Re: [PATCH v2 3/3] KVM: arm64: Perform memory fault exits when stage-2 handler EFAULTs

[Sean Christopherson <seanjc@google.com>]

On Fri, Aug 09, 2024, Anish Moorthy wrote:
> diff --git a/arch/arm64/kvm/mmu.c b/arch/arm64/kvm/mmu.c
> index 6981b1bc0946..c97199d1feac 100644
> --- a/arch/arm64/kvm/mmu.c
> +++ b/arch/arm64/kvm/mmu.c
> @@ -1448,6 +1448,8 @@ static int user_mem_abort(struct kvm_vcpu *vcpu, phys_addr_t fault_ipa,
>  
>  	if (fault_is_perm && !write_fault && !exec_fault) {
>  		kvm_err("Unexpected L2 read permission error\n");
> +		kvm_prepare_memory_fault_exit(vcpu, fault_ipa, 0,

In this case, KVM has the fault granule, can't we just use that instead of
reporting '0'?

> +					      write_fault, exec_fault, false);
>  		return -EFAULT;
>  	}
>  
> @@ -1473,6 +1475,8 @@ static int user_mem_abort(struct kvm_vcpu *vcpu, phys_addr_t fault_ipa,
>  	if (unlikely(!vma)) {
>  		kvm_err("Failed to find VMA for hva 0x%lx\n", hva);
>  		mmap_read_unlock(current->mm);
> +		kvm_prepare_memory_fault_exit(vcpu, fault_ipa, 0,

Why can't KVM use the minimum possible page (granule?) size.  It's _always_ legal
for KVM to map at a smaller granularity than the primary MMU, thus it's always
accurate to report KVM's minimum size.

In fact, I would argue that it's inaccurate to report anything larger, because
there's no way for KVM to know if the badness extends to an entire hugepage.
E.g. even in the MTE case below, reporting the vma _page size_ is weird.  IIUC,
the problem exists with the entire vma, not some random (huge)page in the vma.
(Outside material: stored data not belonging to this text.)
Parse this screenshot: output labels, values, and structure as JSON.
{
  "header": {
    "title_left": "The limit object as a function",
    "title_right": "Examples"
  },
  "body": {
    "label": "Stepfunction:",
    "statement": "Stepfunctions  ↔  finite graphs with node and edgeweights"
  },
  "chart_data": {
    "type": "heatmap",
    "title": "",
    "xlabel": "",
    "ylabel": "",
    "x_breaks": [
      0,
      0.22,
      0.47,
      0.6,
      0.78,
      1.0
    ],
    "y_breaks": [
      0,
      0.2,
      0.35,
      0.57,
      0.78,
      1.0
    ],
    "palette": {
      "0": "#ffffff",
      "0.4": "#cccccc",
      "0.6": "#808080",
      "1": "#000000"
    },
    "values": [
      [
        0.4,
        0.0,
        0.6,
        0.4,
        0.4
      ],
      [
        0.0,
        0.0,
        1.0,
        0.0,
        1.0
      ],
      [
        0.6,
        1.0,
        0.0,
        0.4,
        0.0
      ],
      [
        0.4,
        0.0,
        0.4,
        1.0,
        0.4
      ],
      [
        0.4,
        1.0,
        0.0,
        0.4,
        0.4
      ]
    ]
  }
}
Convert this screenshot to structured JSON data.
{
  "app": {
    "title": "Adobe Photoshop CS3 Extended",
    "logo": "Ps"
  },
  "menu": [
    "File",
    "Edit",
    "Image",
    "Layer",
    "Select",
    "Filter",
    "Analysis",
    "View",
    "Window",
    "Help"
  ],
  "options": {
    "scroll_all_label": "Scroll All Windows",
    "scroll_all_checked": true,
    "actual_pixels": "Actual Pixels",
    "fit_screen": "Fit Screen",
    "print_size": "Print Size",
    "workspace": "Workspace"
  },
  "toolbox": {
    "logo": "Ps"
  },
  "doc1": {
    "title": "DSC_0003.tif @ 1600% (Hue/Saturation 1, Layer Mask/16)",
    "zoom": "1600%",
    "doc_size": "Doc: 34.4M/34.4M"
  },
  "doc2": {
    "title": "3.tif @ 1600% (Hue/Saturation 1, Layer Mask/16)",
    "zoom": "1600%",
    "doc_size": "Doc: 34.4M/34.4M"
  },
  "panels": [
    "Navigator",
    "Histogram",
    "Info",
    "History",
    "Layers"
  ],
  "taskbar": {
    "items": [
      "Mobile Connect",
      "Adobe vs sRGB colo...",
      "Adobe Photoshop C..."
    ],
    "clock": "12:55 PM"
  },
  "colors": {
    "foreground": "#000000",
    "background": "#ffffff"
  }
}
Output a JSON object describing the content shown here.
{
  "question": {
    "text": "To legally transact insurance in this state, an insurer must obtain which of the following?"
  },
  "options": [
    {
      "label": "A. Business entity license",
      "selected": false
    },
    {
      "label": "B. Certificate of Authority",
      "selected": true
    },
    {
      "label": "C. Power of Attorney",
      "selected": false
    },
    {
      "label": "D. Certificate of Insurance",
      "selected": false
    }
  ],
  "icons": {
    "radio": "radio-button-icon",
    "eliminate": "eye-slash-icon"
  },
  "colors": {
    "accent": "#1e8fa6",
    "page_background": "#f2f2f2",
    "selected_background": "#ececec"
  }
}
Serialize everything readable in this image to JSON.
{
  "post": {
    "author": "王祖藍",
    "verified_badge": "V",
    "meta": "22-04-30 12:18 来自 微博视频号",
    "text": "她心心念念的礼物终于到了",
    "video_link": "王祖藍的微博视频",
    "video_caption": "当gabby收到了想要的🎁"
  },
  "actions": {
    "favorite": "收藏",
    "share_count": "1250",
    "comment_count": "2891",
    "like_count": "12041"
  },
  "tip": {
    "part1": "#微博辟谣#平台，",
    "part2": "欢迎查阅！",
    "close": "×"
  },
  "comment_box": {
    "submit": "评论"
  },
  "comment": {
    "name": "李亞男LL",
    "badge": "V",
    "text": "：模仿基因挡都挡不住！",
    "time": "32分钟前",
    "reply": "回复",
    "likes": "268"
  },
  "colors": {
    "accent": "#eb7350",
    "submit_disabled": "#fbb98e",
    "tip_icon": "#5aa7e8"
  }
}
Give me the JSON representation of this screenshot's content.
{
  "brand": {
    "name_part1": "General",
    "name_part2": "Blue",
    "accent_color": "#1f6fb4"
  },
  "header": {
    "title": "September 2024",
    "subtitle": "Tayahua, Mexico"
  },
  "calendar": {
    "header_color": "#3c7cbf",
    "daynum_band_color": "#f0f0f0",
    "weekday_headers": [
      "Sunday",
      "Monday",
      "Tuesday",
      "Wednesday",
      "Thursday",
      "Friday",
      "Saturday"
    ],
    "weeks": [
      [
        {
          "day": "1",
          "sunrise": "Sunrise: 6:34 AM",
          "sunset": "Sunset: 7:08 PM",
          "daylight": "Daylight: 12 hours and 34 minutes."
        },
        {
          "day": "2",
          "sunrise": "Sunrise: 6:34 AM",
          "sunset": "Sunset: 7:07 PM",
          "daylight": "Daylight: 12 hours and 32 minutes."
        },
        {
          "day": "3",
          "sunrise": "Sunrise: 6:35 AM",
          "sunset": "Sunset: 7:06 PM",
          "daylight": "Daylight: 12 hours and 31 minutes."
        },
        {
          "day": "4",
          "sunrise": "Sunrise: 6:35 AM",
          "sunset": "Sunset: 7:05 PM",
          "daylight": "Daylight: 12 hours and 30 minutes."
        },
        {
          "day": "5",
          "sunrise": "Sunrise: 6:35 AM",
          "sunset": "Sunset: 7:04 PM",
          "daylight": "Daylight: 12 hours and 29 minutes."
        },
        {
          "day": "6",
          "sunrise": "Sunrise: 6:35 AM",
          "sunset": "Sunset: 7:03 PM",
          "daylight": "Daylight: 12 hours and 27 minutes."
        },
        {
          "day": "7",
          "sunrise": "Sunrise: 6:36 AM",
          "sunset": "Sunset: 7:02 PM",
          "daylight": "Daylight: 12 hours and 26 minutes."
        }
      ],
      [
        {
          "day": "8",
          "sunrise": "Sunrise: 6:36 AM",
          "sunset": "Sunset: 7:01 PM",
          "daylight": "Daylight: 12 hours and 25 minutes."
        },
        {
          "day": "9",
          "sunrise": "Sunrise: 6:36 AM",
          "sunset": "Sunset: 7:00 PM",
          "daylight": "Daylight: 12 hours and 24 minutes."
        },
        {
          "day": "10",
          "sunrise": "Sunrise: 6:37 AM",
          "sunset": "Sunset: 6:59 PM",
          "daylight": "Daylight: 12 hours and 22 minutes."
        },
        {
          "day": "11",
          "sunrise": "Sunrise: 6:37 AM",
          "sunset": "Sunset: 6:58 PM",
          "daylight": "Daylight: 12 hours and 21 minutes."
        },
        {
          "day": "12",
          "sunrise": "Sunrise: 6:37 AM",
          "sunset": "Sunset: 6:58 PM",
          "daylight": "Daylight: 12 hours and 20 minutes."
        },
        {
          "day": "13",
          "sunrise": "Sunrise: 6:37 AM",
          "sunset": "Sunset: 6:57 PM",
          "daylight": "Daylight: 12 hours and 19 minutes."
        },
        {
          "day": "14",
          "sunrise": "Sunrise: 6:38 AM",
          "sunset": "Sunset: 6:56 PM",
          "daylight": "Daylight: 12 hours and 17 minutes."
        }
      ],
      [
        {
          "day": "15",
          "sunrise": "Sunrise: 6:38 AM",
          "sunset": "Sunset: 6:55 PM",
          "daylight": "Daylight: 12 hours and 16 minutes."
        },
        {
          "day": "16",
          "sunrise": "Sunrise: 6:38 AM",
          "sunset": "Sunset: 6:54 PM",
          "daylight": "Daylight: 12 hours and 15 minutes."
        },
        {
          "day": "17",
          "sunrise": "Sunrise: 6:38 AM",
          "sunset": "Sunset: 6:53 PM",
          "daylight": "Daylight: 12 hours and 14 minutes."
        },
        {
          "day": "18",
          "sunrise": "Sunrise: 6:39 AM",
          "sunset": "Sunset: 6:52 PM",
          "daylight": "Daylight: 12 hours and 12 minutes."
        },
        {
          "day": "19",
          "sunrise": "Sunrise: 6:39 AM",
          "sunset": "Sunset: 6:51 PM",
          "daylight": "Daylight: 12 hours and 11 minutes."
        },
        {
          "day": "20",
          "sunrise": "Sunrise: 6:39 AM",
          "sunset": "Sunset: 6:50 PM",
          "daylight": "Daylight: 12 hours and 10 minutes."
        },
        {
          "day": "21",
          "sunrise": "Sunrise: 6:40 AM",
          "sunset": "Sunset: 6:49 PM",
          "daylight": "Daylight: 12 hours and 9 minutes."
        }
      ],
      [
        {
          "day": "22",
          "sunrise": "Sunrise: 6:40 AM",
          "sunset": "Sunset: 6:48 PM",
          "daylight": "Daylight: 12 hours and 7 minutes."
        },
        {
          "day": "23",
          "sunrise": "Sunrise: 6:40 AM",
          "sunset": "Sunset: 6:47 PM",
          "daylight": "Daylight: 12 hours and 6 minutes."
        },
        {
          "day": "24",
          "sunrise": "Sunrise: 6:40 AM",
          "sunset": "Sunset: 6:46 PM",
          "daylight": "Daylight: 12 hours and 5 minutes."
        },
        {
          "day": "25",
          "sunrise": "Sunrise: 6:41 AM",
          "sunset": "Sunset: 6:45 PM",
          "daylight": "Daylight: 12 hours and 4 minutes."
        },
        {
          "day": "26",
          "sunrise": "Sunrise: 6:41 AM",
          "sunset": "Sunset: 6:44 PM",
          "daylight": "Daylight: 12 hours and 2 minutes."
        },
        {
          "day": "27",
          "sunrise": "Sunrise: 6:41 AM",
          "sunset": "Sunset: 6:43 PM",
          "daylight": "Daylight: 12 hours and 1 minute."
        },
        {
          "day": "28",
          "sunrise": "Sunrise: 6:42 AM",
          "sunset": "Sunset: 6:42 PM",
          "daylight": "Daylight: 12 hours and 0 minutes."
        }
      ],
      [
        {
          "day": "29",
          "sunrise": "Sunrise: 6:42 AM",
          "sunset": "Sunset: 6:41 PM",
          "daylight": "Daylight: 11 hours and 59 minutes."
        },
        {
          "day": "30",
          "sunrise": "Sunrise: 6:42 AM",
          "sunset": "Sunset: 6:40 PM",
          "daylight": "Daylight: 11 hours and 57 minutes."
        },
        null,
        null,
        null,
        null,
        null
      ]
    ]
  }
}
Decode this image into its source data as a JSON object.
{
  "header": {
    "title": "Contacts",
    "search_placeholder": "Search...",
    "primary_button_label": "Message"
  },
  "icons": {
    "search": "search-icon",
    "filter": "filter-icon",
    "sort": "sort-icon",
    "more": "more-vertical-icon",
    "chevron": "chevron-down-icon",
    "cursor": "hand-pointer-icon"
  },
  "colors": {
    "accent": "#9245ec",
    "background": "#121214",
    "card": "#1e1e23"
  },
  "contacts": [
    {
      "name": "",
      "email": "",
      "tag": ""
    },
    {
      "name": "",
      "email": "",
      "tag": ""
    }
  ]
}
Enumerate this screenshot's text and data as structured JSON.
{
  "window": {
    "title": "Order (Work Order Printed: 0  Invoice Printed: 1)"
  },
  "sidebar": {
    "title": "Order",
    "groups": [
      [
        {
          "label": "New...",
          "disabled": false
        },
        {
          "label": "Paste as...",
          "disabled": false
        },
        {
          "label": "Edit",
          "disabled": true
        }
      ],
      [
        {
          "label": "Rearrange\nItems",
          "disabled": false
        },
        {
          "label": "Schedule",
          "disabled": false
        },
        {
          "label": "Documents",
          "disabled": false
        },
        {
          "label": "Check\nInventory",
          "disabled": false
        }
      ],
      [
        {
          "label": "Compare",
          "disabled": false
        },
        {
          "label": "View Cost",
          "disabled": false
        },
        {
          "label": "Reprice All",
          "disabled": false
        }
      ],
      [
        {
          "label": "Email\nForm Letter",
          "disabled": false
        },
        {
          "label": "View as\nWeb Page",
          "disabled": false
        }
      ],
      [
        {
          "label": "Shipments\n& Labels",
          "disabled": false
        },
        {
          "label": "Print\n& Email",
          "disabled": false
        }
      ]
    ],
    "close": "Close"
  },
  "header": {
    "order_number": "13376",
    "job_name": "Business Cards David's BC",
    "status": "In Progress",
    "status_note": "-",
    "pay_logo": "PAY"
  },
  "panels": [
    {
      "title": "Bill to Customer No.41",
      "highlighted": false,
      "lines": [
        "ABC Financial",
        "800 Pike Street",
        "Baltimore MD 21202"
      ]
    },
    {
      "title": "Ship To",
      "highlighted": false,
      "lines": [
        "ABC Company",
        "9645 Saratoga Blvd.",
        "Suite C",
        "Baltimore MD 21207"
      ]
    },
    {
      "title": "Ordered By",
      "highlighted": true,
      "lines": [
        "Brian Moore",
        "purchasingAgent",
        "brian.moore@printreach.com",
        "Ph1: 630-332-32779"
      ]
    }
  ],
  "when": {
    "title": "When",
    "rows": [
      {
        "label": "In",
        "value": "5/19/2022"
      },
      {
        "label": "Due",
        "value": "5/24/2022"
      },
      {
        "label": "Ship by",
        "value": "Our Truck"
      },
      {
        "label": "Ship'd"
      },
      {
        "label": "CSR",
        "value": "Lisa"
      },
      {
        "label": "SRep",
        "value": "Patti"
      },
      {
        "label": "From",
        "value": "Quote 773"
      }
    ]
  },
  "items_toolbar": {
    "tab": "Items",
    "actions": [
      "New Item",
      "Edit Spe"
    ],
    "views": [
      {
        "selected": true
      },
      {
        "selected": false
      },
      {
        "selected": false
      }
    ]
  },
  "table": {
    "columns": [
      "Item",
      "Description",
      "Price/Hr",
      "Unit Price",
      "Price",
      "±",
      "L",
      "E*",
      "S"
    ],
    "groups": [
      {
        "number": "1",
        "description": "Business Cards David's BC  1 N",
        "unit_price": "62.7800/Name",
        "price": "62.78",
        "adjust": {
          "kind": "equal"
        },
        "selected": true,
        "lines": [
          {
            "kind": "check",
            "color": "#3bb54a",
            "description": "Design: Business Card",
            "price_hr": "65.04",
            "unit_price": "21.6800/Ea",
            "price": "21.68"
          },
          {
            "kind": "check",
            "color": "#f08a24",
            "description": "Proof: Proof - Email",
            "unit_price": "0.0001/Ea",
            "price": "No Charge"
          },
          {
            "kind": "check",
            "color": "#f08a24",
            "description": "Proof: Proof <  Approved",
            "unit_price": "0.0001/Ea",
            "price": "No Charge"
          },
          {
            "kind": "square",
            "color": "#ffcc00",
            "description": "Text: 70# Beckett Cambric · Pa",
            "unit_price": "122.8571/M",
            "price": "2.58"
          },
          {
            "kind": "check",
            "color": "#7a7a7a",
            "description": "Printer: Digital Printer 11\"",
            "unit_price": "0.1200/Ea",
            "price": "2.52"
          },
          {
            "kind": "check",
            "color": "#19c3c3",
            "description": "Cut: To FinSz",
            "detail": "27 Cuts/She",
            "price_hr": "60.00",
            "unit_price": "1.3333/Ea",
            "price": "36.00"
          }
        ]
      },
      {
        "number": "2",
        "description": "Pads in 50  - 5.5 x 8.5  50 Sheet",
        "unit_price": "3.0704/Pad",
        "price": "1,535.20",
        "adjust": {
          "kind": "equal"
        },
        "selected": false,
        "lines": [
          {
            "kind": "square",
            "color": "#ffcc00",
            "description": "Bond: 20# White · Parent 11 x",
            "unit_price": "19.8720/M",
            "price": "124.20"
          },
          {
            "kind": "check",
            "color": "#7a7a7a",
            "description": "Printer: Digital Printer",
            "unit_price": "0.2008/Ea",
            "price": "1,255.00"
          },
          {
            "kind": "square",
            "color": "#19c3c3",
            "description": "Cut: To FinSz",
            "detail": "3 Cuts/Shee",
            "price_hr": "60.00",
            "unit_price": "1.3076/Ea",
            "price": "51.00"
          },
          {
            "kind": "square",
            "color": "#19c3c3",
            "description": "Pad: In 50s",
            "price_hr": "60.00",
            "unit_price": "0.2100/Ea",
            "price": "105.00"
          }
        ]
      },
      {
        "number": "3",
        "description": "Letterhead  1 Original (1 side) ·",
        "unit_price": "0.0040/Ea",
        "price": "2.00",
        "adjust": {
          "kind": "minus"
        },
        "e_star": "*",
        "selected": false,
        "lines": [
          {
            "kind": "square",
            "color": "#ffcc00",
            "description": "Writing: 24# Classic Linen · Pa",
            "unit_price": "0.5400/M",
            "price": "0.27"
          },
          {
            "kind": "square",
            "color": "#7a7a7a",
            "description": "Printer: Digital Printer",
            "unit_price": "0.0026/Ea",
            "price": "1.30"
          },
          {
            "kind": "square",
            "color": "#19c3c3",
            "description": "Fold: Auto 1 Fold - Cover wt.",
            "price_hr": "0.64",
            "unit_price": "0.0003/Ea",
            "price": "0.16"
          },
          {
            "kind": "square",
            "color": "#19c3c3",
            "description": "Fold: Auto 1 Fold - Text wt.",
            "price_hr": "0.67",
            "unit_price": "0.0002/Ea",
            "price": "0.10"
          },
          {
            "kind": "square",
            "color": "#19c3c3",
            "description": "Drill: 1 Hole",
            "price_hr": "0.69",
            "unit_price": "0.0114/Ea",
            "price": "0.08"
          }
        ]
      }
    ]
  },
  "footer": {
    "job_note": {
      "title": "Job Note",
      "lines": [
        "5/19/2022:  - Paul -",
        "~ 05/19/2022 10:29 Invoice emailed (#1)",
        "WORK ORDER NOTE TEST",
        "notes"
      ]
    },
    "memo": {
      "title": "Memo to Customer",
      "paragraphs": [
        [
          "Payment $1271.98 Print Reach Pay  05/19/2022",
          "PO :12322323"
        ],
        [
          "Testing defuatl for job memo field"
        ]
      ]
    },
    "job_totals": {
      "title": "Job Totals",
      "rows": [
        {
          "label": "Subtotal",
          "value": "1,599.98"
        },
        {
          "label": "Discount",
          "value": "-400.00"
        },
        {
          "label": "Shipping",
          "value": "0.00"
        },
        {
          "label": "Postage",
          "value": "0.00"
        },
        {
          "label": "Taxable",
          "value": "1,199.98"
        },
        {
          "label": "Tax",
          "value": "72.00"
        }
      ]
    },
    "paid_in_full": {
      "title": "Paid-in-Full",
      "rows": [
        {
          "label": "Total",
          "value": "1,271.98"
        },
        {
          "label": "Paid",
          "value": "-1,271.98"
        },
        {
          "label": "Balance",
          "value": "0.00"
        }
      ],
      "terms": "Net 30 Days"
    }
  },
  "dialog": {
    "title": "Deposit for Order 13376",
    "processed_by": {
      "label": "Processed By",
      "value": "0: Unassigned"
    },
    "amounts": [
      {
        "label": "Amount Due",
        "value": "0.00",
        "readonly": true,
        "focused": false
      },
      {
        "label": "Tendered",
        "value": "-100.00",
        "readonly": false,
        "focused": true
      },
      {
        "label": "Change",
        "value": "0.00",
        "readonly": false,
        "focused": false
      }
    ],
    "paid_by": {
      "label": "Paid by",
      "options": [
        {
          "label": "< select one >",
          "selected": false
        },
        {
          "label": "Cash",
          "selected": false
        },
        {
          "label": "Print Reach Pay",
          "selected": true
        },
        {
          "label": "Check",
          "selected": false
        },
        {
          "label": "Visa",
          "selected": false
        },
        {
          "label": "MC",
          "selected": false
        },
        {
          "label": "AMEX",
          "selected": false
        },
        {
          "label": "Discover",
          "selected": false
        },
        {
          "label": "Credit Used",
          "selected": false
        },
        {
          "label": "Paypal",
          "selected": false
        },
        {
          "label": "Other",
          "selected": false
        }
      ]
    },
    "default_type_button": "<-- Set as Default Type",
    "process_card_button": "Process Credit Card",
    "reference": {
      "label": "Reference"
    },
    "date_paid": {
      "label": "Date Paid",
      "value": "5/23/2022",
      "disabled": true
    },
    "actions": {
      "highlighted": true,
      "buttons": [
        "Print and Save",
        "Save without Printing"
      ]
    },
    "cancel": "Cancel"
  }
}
> +					      write_fault, exec_fault, false);
>  		return -EFAULT;
>  	}
>  
> @@ -1568,8 +1572,11 @@ static int user_mem_abort(struct kvm_vcpu *vcpu, phys_addr_t fault_ipa,
>  		kvm_send_hwpoison_signal(hva, vma_shift);
>  		return 0;
>  	}
> -	if (is_error_noslot_pfn(pfn))
> +	if (is_error_noslot_pfn(pfn)) {
> +		kvm_prepare_memory_fault_exit(vcpu, fault_ipa, vma_pagesize,
> +					      write_fault, exec_fault, false);
>  		return -EFAULT;

Shouldn't this be:

	if (KVM_BUG_ON(is_error_noslot_pfn(pfn), vcpu->kvm))
		return -EIO;

Emulated MMIO is suppposed to be handled in kvm_handle_guest_abort():

	if (kvm_is_error_hva(hva) || (write_fault && !writable)) {o
		...

		/*
		 * The IPA is reported as [MAX:12], so we need to
		 * complement it with the bottom 12 bits from the
		 * faulting VA. This is always 12 bits, irrespective
		 * of the page size.
		 */
		ipa |= kvm_vcpu_get_hfar(vcpu) & GENMASK(11, 0);
		ret = io_mem_abort(vcpu, ipa);
		goto out_unlock;
	}

And the memslot itself is stable, e.g. it can't disappear, and it can't have its
flags toggled.  KVM specifically does all modifications to memslots on unreachable
structures so that a memslot cannot change once it has been retrieved from the
memslots tree. 
	/*
	 * Mark the current slot INVALID.  As with all memslot modifications,
	 * this must be done on an unreachable slot to avoid modifying the
	 * current slot in the active tree.
	 */
	kvm_copy_memslot(invalid_slot, old);
	invalid_slot->flags |= KVM_MEMSLOT_INVALID;
	kvm_replace_memslot(kvm, old, invalid_slot);

And if KVM were indeed re-retrieving the memslot from kvm->memslots, then the
appropriate behavior would be

	if (is_error_noslot_pfn(pfn))
		return -EAGAIN;

so that KVM retries the fault.  It's perfectly legal to delete a memslot at any
time, with the rather large caveat that if bad things happen to the guest, it's
userspace responsibility to deal with the fallout.